As our results indicate, short-term perioperative exposure to low-dose prednisolone treatment is beneficial with regard to intestinal anastomotic healing during colitis, potentially by controlling disease activity, and we propose that evaluation of disease activity preoperatively might enhance the clinical outcomes of IBD patients requiring bowel resection surgery. Accordingly, Lee et al. found that high preoperative disease activity measured by the Crohn’s Disease Activity Index [CDAI] score can predict postoperative complications 29. Furthermore, some studies suggest that inflamed resection margins are associated with higher rates of postoperative anastomotic leakage in Crohn’s disease. 30,31 These findings might additionally favour a perioperative short-term low-dose prednisolone therapy in patients with Crohn’s disease.

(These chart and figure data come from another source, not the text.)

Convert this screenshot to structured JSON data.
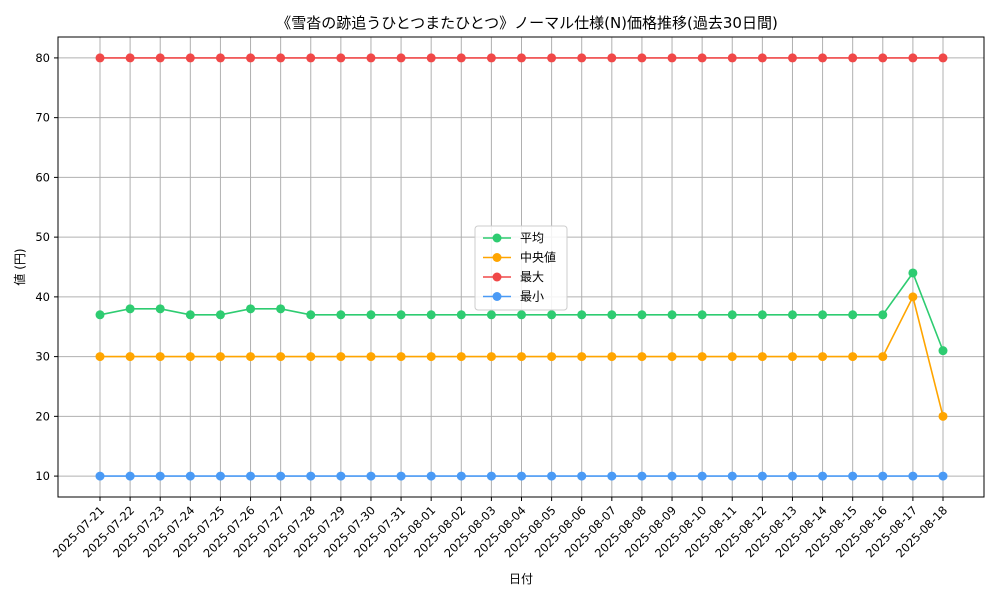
{
  "chart_data": {
    "type": "line",
    "title": "《雪沓の跡追うひとつまたひとつ》ノーマル仕様(N)価格推移(過去30日間)",
    "xlabel": "日付",
    "ylabel": "値 (円)",
    "ylim": [
      6.5,
      83.5
    ],
    "yticks": [
      10,
      20,
      30,
      40,
      50,
      60,
      70,
      80
    ],
    "grid": true,
    "legend_position": "center",
    "categories": [
      "2025-07-21",
      "2025-07-22",
      "2025-07-23",
      "2025-07-24",
      "2025-07-25",
      "2025-07-26",
      "2025-07-27",
      "2025-07-28",
      "2025-07-29",
      "2025-07-30",
      "2025-07-31",
      "2025-08-01",
      "2025-08-02",
      "2025-08-03",
      "2025-08-04",
      "2025-08-05",
      "2025-08-06",
      "2025-08-07",
      "2025-08-08",
      "2025-08-09",
      "2025-08-10",
      "2025-08-11",
      "2025-08-12",
      "2025-08-13",
      "2025-08-14",
      "2025-08-15",
      "2025-08-16",
      "2025-08-17",
      "2025-08-18"
    ],
    "series": [
      {
        "name": "平均",
        "color": "#2ecc71",
        "values": [
          37,
          38,
          38,
          37,
          37,
          38,
          38,
          37,
          37,
          37,
          37,
          37,
          37,
          37,
          37,
          37,
          37,
          37,
          37,
          37,
          37,
          37,
          37,
          37,
          37,
          37,
          37,
          44,
          31
        ]
      },
      {
        "name": "中央値",
        "color": "#ffa500",
        "values": [
          30,
          30,
          30,
          30,
          30,
          30,
          30,
          30,
          30,
          30,
          30,
          30,
          30,
          30,
          30,
          30,
          30,
          30,
          30,
          30,
          30,
          30,
          30,
          30,
          30,
          30,
          30,
          40,
          20
        ]
      },
      {
        "name": "最大",
        "color": "#f04848",
        "values": [
          80,
          80,
          80,
          80,
          80,
          80,
          80,
          80,
          80,
          80,
          80,
          80,
          80,
          80,
          80,
          80,
          80,
          80,
          80,
          80,
          80,
          80,
          80,
          80,
          80,
          80,
          80,
          80,
          80
        ]
      },
      {
        "name": "最小",
        "color": "#4a9af5",
        "values": [
          10,
          10,
          10,
          10,
          10,
          10,
          10,
          10,
          10,
          10,
          10,
          10,
          10,
          10,
          10,
          10,
          10,
          10,
          10,
          10,
          10,
          10,
          10,
          10,
          10,
          10,
          10,
          10,
          10
        ]
      }
    ]
  }
}
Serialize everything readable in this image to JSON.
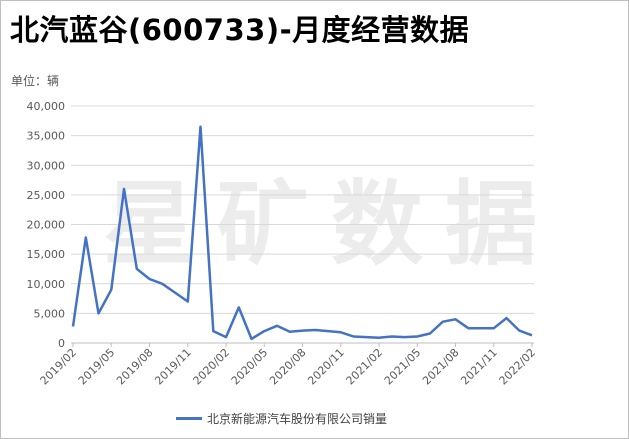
{
  "title": "北汽蓝谷(600733)-月度经营数据",
  "unit_label": "单位：辆",
  "watermark": "星矿数据",
  "colors": {
    "series": "#4472c4",
    "grid": "#d9d9d9",
    "axis": "#bfbfbf"
  },
  "chart_data": {
    "type": "line",
    "title": "北汽蓝谷(600733)-月度经营数据",
    "ylabel": "单位：辆",
    "ylim": [
      0,
      40000
    ],
    "y_ticks": [
      "0",
      "5,000",
      "10,000",
      "15,000",
      "20,000",
      "25,000",
      "30,000",
      "35,000",
      "40,000"
    ],
    "x_tick_labels": [
      "2019/02",
      "2019/05",
      "2019/08",
      "2019/11",
      "2020/02",
      "2020/05",
      "2020/08",
      "2020/11",
      "2021/02",
      "2021/05",
      "2021/08",
      "2021/11",
      "2022/02"
    ],
    "x": [
      "2019/02",
      "2019/03",
      "2019/04",
      "2019/05",
      "2019/06",
      "2019/07",
      "2019/08",
      "2019/09",
      "2019/10",
      "2019/11",
      "2019/12",
      "2020/01",
      "2020/02",
      "2020/03",
      "2020/04",
      "2020/05",
      "2020/06",
      "2020/07",
      "2020/08",
      "2020/09",
      "2020/10",
      "2020/11",
      "2020/12",
      "2021/01",
      "2021/02",
      "2021/03",
      "2021/04",
      "2021/05",
      "2021/06",
      "2021/07",
      "2021/08",
      "2021/09",
      "2021/10",
      "2021/11",
      "2021/12",
      "2022/01",
      "2022/02"
    ],
    "grid": true,
    "legend_position": "bottom",
    "series": [
      {
        "name": "北京新能源汽车股份有限公司销量",
        "values": [
          2800,
          17800,
          5000,
          9000,
          26000,
          12500,
          10800,
          10000,
          8500,
          7000,
          36500,
          2000,
          1000,
          6000,
          700,
          2000,
          2900,
          1900,
          2100,
          2200,
          2000,
          1800,
          1100,
          1000,
          900,
          1100,
          1000,
          1100,
          1600,
          3600,
          4000,
          2500,
          2500,
          2500,
          4200,
          2100,
          1300
        ]
      }
    ]
  }
}
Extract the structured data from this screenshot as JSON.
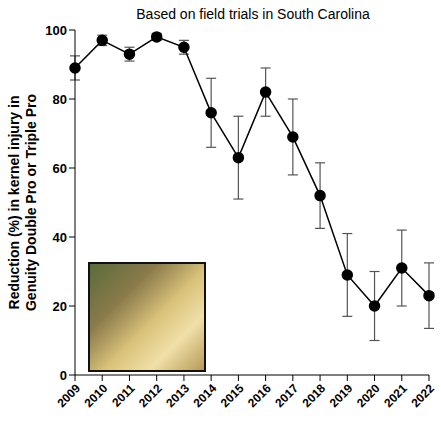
{
  "chart_data": {
    "type": "line",
    "title": "Based on field trials in South Carolina",
    "y_label": "Reduction (%) in kernel injury in Genuity Double Pro or Triple Pro",
    "categories": [
      "2009",
      "2010",
      "2011",
      "2012",
      "2013",
      "2014",
      "2015",
      "2016",
      "2017",
      "2018",
      "2019",
      "2020",
      "2021",
      "2022"
    ],
    "values": [
      89,
      97,
      93,
      98,
      95,
      76,
      63,
      82,
      69,
      52,
      29,
      20,
      31,
      23
    ],
    "error": [
      3.5,
      1.5,
      2,
      1,
      2,
      10,
      12,
      7,
      11,
      9.5,
      12,
      10,
      11,
      9.5
    ],
    "color": "#000000",
    "marker": "circle",
    "ylim": [
      0,
      100
    ],
    "yticks": [
      0,
      20,
      40,
      60,
      80,
      100
    ],
    "grid": false
  }
}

In conclusion, our data suggest a beneficial effect of perioperative short-term low-dose prednisolone treatment on anastomotic healing after intestinal anastomosis surgery in the context of colitis. Thus, we suggest evaluating colitis activity prior to surgery and adapt preoperative prednisolone dosage accordingly.
Funding
This project was financially supported by institutional funds of the Department of Surgery, TUM School of Medicine, Technical University of Munich, Munich, Germany. MCW received funding from the Clinician Scientist Program [KKF; H-17] funded by the Technical University of Munich, Munich, Germany.
Conflict of Interest
None of the authors have a conflict of interest related to this article.
Acknowledgements
We would like to thank all animal keepers and veterinarians from the Zentrum für Präklinische Forschung, TUM School of Medicine, for their support during this project.
Author Contributions
MCW, JB, SR, HF and PAN were responsible for experimental design and conceptualization of the study. MCW, JB, AB and ZC performed in vivo experiments and were responsible for data acquisition and analysis. RO performed analysis of prednisolone serum levels. AK assisted in histological analysis. MCW, JB and PAN were responsible for the original draft preparation. ZC, AB, RO, SR, AK, DW and HF critically revised the manuscript. All authors have read and agreed to the published version of the manuscript.
Data Availability
The data underlying this article are available in the article and in its online supplementary material.